Major Gulf markets rise in early trade; Saudi extends loss
Major stock markets in the Gulf edged higher in early trade on Wednesday, on course to claw back some of its losses from the previous session, although the Saudi index bucked the trend to trade lower.
Saudi Arabia’s benchmark index.TASI dropped 0.4%, hit by a 2.6% fall in the country’s biggest lender Saudi National Bank 1180.SE, and a 1.5% decline in Al Rajhi Bank 1120.SE. The index had fallen more than 2% on Tuesday.
The International Monetary Fund lowered its 2024 forecast for economic growth in Saudi Arabia to 2.7% on Tuesday, projecting a slower recovery amid lower oil production, but said non-oil growth this year was expected to remain “robust”.
Saudi Arabia’s government on Tuesday ordered state oil company Aramco 2222.SE to halt its oil expansion plan and to target a maximum sustained production capacity of 12 million barrels per day (bpd), 1 million bpd below a target announced in 2020.
Shares of Aramco were down 0.2%.
Oil prices – a catalyst for the Gulf’s financial markets – fell as lacklustre economic activity in China, the world’s biggest crude importer, weighed on sentiment, but prices were set for their first monthly gain since September as broadening Middle East conflicts raised supply concerns.
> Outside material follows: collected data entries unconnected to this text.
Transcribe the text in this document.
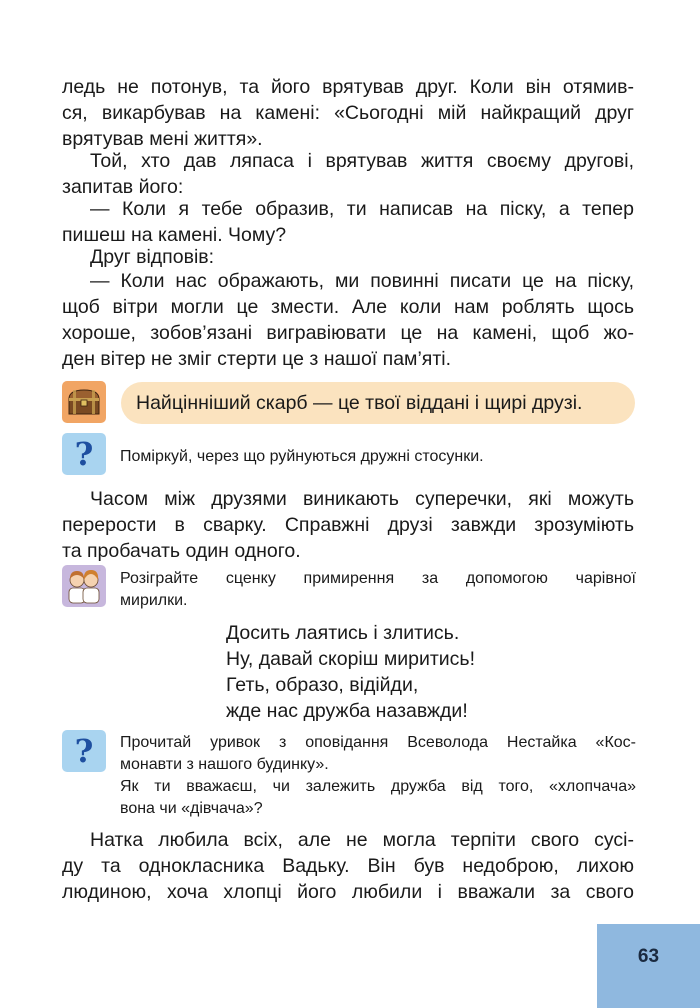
ледь не потонув, та його врятував друг. Коли він отямив-
ся, викарбував на камені: «Сьогодні мій найкращий друг
врятував мені життя».
Той, хто дав ляпаса і врятував життя своєму другові,
запитав його:
— Коли я тебе образив, ти написав на піску, а тепер
пишеш на камені. Чому?
Друг відповів:
— Коли нас ображають, ми повинні писати це на піску,
щоб вітри могли це змести. Але коли нам роблять щось
хороше, зобов’язані вигравіювати це на камені, щоб жо-
ден вітер не зміг стерти це з нашої пам’яті.
Найцінніший скарб — це твої віддані і щирі друзі.
? Поміркуй, через що руйнуються дружні стосунки.
Часом між друзями виникають суперечки, які можуть
перерости в сварку. Справжні друзі завжди зрозуміють
та пробачать один одного.
Розіграйте сценку примирення за допомогою чарівної
мирилки.
Досить лаятись і злитись.
Ну, давай скоріш миритись!
Геть, образо, відійди,
жде нас дружба назавжди!
? Прочитай уривок з оповідання Всеволода Нестайка «Кос-
монавти з нашого будинку».
Як ти вважаєш, чи залежить дружба від того, «хлопчача»
вона чи «дівчача»?
Натка любила всіх, але не могла терпіти свого сусі-
ду та однокласника Вадьку. Він був недоброю, лихою
людиною, хоча хлопці його любили і вважали за свого
63
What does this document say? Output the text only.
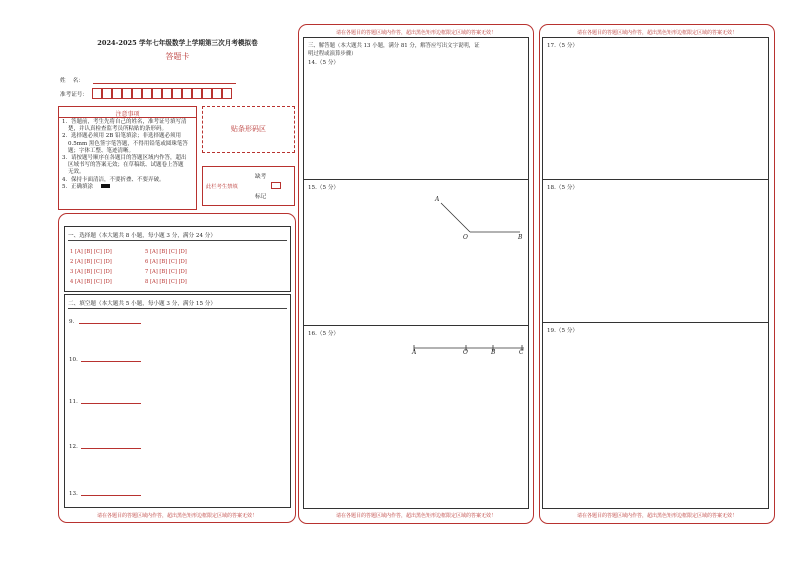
2024-2025 学年七年级数学上学期第三次月考模拟卷
答题卡
姓    名：
准考证号：
注意事项
1．答题前，考生先将自己的姓名，准考证号填写清
楚，并认真检查监考员所粘贴的条形码。
2．选择题必须用 2B 铅笔填涂；非选择题必须用
0.5mm 黑色签字笔答题，不得用铅笔或圆珠笔答
题；字体工整、笔迹清晰。
3．请按题号顺序在各题目的答题区域内作答，超出
区域书写的答案无效；在草稿纸、试题卷上答题
无效。
4．保持卡面清洁，不要折叠、不要弄破。
5．正确填涂
贴条形码区
缺考
此栏考生禁填
标记
一、选择题（本大题共 8 小题，每小题 3 分，满分 24 分）
1 [A] [B] [C] [D]
2 [A] [B] [C] [D]
3 [A] [B] [C] [D]
4 [A] [B] [C] [D]
5 [A] [B] [C] [D]
6 [A] [B] [C] [D]
7 [A] [B] [C] [D]
8 [A] [B] [C] [D]
二、填空题（本大题共 5 小题，每小题 3 分，满分 15 分）
9．
10．
11．
12．
13．
请在各题目的答题区域内作答，超出黑色矩形边框限定区域的答案无效！
请在各题目的答题区域内作答，超出黑色矩形边框限定区域的答案无效！
请在各题目的答题区域内作答，超出黑色矩形边框限定区域的答案无效！
三、解答题（本大题共 13 小题，满分 81 分，解答应写出文字说明，证
明过程或演算步骤）
14.（5 分）
15.（5 分）
A
O	B
16.（5 分）
A	O	B	C
请在各题目的答题区域内作答，超出黑色矩形边框限定区域的答案无效！
请在各题目的答题区域内作答，超出黑色矩形边框限定区域的答案无效！
17.（5 分）
18.（5 分）
19.（5 分）
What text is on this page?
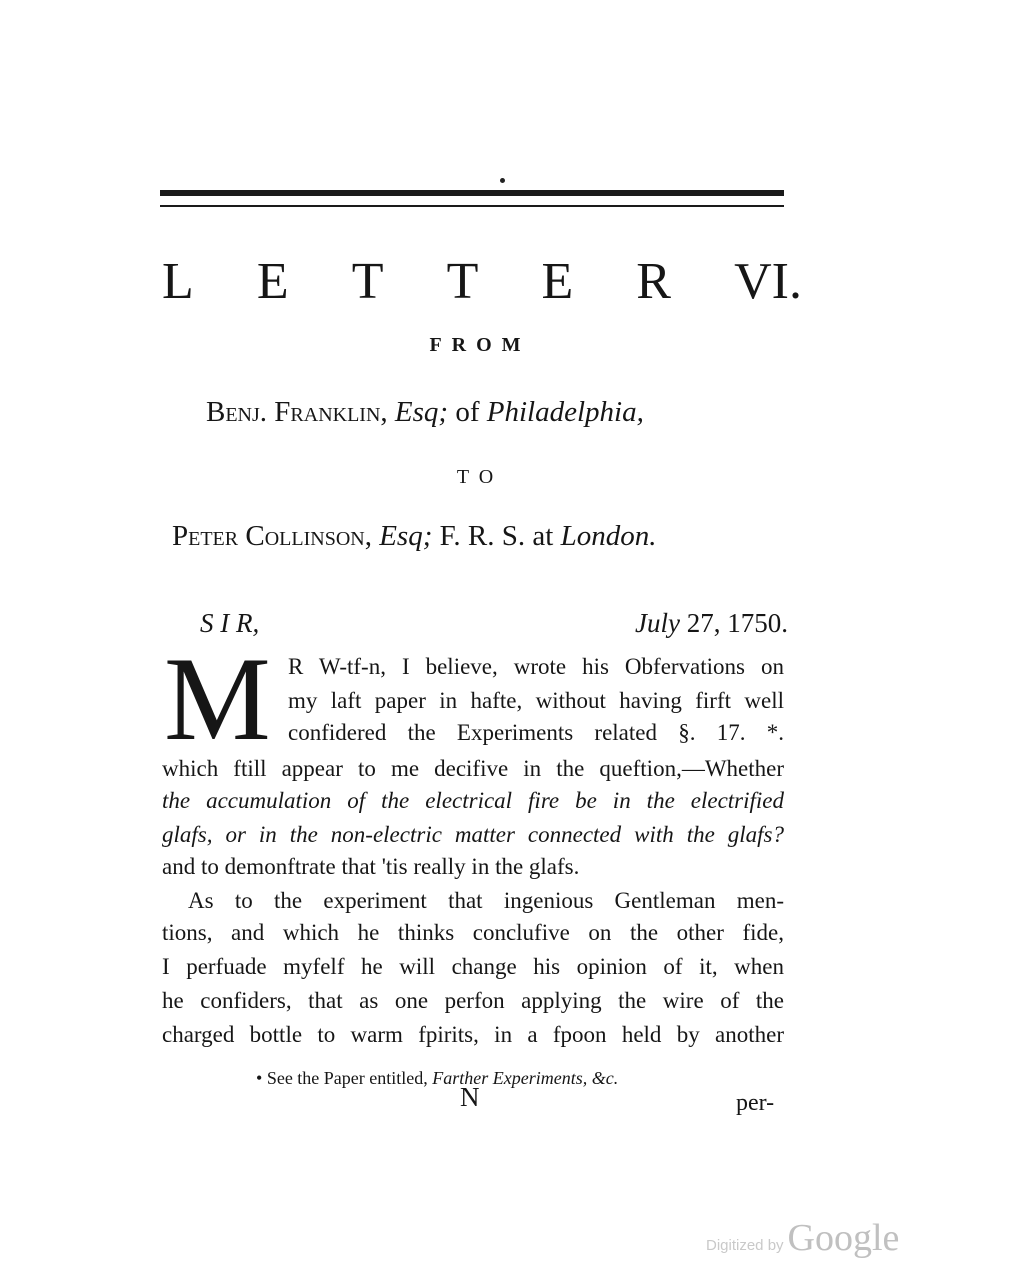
L E T T E R VI.
FROM
Benj. Franklin, Esq; of Philadelphia,
TO
Peter Collinson, Esq; F. R. S. at London.
S I R,	July 27, 1750.
M R W-tf-n, I believe, wrote his Obfervations on
my laft paper in hafte, without having firft well
confidered the Experiments related §. 17. *.
which ftill appear to me decifive in the queftion,—Whether
the accumulation of the electrical fire be in the electrified
glafs, or in the non-electric matter connected with the glafs?
and to demonftrate that 'tis really in the glafs.
As to the experiment that ingenious Gentleman men-
tions, and which he thinks conclufive on the other fide,
I perfuade myfelf he will change his opinion of it, when
he confiders, that as one perfon applying the wire of the
charged bottle to warm fpirits, in a fpoon held by another
• See the Paper entitled, Farther Experiments, &c.
N	per-
Digitized by Google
Dubai’s main share index .DFMGI added 0.2%, helped by a 1.1% rise in blue-chip developer Emaar Properties EMAR.DU, while Tecom Group TECOM.DU advanced 2.2% following a sharp rise in annual profit.
In Abu Dhabi, the index .FTFADGI added 0.1%.
The Qatari benchmark .QSI gained 0.5%, with Qatar Islamic Bank QISB.QA rising 1.1%.
On Tuesday, Hamas said it had received and was studying a new proposal for a ceasefire and release of hostages in Gaza, presented by mediators after talks with Israel, in what appeared to be the most serious peace initiative for months.